Sherry Turkle, professora do Instituto de Tecnologia de Massachusetts, estuda como as pessoas se relacionam com a tecnologia. Ela aponta que a era digital está criando pessoas com dificuldades de interação social e baixa capacidade de concentração para tarefas mais complexas. “A tecnologia permite que você esteja com quem quiser onde quiser. Você nunca fica sozinho. Mas a capacidade de estar sozinho é crucial para as relações, para as conversas, para a criatividade. O isolamento é o instante em que você se reúne consigo mesmo. Só depois desse momento você pode se encontrar com outra pessoa e repassar o que sabe de si”. Sherry continua: “Por causa dos aparelhos móveis, não falamos mais na mesa do jantar, não prestamos mais atenção em nossos filhos brincando. O smartphone tornou-se uma forma de escapar de momentos chatos, basta se conectar. Mas os momentos ruins fazem parte da vida e nos ajudam a assimilar coisas importantes. Eles nos dão paciência, nos ensinam a lidar com perdas”.
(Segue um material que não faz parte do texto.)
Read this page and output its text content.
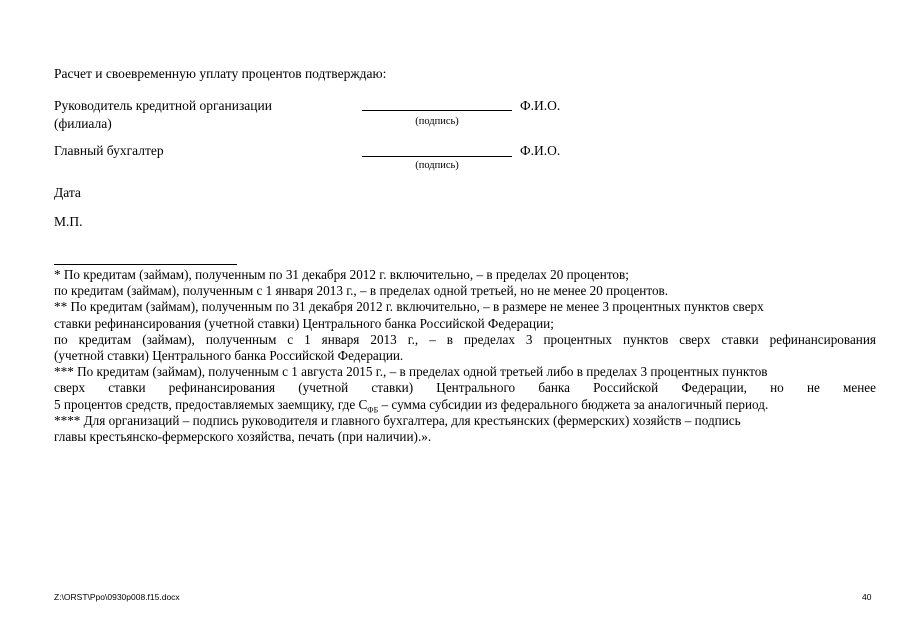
Расчет и своевременную уплату процентов подтверждаю:
Руководитель кредитной организации
(филиала)
Ф.И.О.
(подпись)
Главный бухгалтер	Ф.И.О.
(подпись)
Дата
М.П.
* По кредитам (займам), полученным по 31 декабря 2012 г. включительно, – в пределах 20 процентов;
по кредитам (займам), полученным с 1 января 2013 г., – в пределах одной третьей, но не менее 20 процентов.
** По кредитам (займам), полученным по 31 декабря 2012 г. включительно, – в размере не менее 3 процентных пунктов сверх
ставки рефинансирования (учетной ставки) Центрального банка Российской Федерации;
по кредитам (займам), полученным с 1 января 2013 г., – в пределах 3 процентных пунктов сверх ставки рефинансирования
(учетной ставки) Центрального банка Российской Федерации.
*** По кредитам (займам), полученным с 1 августа 2015 г., – в пределах одной третьей либо в пределах 3 процентных пунктов
сверх ставки рефинансирования (учетной ставки) Центрального банка Российской Федерации, но не менее
5 процентов средств, предоставляемых заемщику, где $С_{ФБ}$ – сумма субсидии из федерального бюджета за аналогичный период.
**** Для организаций – подпись руководителя и главного бухгалтера, для крестьянских (фермерских) хозяйств – подпись
главы крестьянско-фермерского хозяйства, печать (при наличии).».
Z:\ORST\Ppo\0930p008.f15.docx	40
Mergulhar neste mundo cyber-tecnológico tem seu preço e suas conseqüências. É preciso ver o lado positivo e cortar o negativo. Essa matéria é baseada em publicação da Revista Você S/A de março deste ano. O texto, dirigido a profissionais, vale perfeitamente para qualquer pessoa que desempenhe qualquer atividade e que, por necessidade ou não, faça uso da internet, bem como para pais que precisam disciplinar e impor aos filhos limites no uso das novas tecnologias.
EFEITOS DA TECNOLOGIA
Quais são os efeitos da tecnologia na vida cotidiana? Ela nos faz trabalhar demais? Estamos mais distraídos? Nos tornamos pessoas mais superficiais? Nossa ansiedade aumentou? A tecnologia está deixando marcas boas e ruins. Vale a pensar. É consenso que a era digital trouxe avanços indiscutíveis para a forma como trabalhamos e vivemos. Há ganhos significativos de produtividade para profissionais e empresas. “A tecnologia tem um poder tremendo, mudou a forma como o mundo se comunica, mas fez aparecer pessoas com problemas de concentração, pessoas que estão fisicamente em um lugar, mas não estão presentes”, afirma o empresário Soren Gordhamer. Entre avanços, vantagens e conquistas, a tecnologia criou novos problemas profissionais, dentre os quais destacamos:
1) A distração: Estamos disponíveis para receber mensagens e estímulos eletrônicos o tempo inteiro. Um estudo da Universidade da Califórnia mostra que profissionais que trabalham em frente de um computador são interrompidos (ou interrompem-se espontaneamente) a cada três minutos por outras necessidades ou “atrações” acessíveis no próprio computador . Toda vez que isso ocorre leva até 23 minutos para retomar a tarefa. Em uma semana um profissional distraído perde horas de trabalho. Sem contar que o desgaste mental de mudar de uma atividade para outra faz a pessoa ficar muito mais cansada.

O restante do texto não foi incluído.